Develop economic policies without reference point

The Governor of the Bank of Canada, Mark Carney, and Finance Minister Jim Flaherty, both appear to agree about the risks that always runs the Canadian economy and to cope they urge Canadians to reduce their indebtedness. But they certainly did not have the support of all experts. Indeed, the finance minister has announced he wants to tighten the terms of mortgage financing in Canada. Without giving a specific purpose, the Minister informed that the first minimum downpayment of a home buyer will eventually be greater than 5% as is currently the case. Then he said that the terms of depreciation, that is to say, the mortgage maturity, which can stretch over 35 years now, will henceforth be shorter. A week earlier, the Governor

of the Bank of Canada had stated that the Canadian household debt was too high and that this proves the factor most important risk hanging over the recovery of the economy. Everything indicates that Carney and Flaherty are the same risks as the measures proposed by the Minister of Finance is precisely to reduce this debt.
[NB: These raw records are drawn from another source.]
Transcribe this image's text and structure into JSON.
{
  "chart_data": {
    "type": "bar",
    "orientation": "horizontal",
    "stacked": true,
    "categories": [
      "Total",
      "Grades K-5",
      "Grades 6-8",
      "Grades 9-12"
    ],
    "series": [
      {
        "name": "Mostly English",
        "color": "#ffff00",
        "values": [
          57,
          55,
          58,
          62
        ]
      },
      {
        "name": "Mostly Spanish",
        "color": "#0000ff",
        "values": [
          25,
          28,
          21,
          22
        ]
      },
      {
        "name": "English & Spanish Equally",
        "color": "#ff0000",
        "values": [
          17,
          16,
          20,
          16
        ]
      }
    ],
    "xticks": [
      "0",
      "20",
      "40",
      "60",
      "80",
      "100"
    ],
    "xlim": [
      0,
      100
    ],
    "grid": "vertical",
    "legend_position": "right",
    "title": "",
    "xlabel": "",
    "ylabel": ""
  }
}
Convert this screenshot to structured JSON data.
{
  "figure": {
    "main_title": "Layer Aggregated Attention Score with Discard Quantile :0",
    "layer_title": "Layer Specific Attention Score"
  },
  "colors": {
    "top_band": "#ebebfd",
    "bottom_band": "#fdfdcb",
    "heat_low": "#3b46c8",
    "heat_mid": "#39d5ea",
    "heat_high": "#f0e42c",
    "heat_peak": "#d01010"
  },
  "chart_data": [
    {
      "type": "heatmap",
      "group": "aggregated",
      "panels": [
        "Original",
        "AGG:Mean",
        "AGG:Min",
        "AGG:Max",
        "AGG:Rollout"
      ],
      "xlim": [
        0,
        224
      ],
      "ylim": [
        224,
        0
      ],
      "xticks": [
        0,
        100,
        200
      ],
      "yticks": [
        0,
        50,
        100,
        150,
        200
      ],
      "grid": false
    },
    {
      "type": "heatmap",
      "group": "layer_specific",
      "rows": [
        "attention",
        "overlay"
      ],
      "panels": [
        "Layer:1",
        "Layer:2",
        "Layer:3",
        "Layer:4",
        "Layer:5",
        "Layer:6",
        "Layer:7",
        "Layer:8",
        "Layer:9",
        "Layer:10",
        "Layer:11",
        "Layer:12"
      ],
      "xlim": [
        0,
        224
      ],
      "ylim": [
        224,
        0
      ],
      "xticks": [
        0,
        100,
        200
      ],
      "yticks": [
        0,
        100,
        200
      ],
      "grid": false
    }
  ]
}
Why is it the most serious risk that the Canadian economy short, while most economists agree in saying that the recession is over? I thought that excessive debt can cause a problem when the economy slows down, not when it improves. Moreover, many economists were quick to retort that the project of the Minister of Finance may cause more harm than good to the economy because it will weaken the housing market, a very important sector throughout economy. Others say that the economic recovery is still far too fragile to introduce binding measures such as this. Since autumn 2008 the governments and central banks have not hesitated to make available to economic agents all financial resources necessary to avoid a collapse in demand for goods and services that could plunge us into a depression similar to than 30 years. Carney and Flaherty probably feel that it is time to reverse and correct the imbalances, or household debt, of course, but also the huge government deficits. If we begin with the household debt is that the Bank of Canada, who always keeps an eye on inflation, will want to raise interest rates some time next summer, possibly soon spring. A rise in interest rates has always, one suspects, an unfortunate effect on people who have too much debt. But also, if we succeed in reducing household debt, it will be much easier to address the deficits of governments, for who you think will have to contribute to repay government debt? One thing is certain is that opinions are more divided than ever about economic policies in favor. The situation experienced over the last two years has not comparable. However, establishing economic policies without reference point is always a difficult task. This will happen in 2010.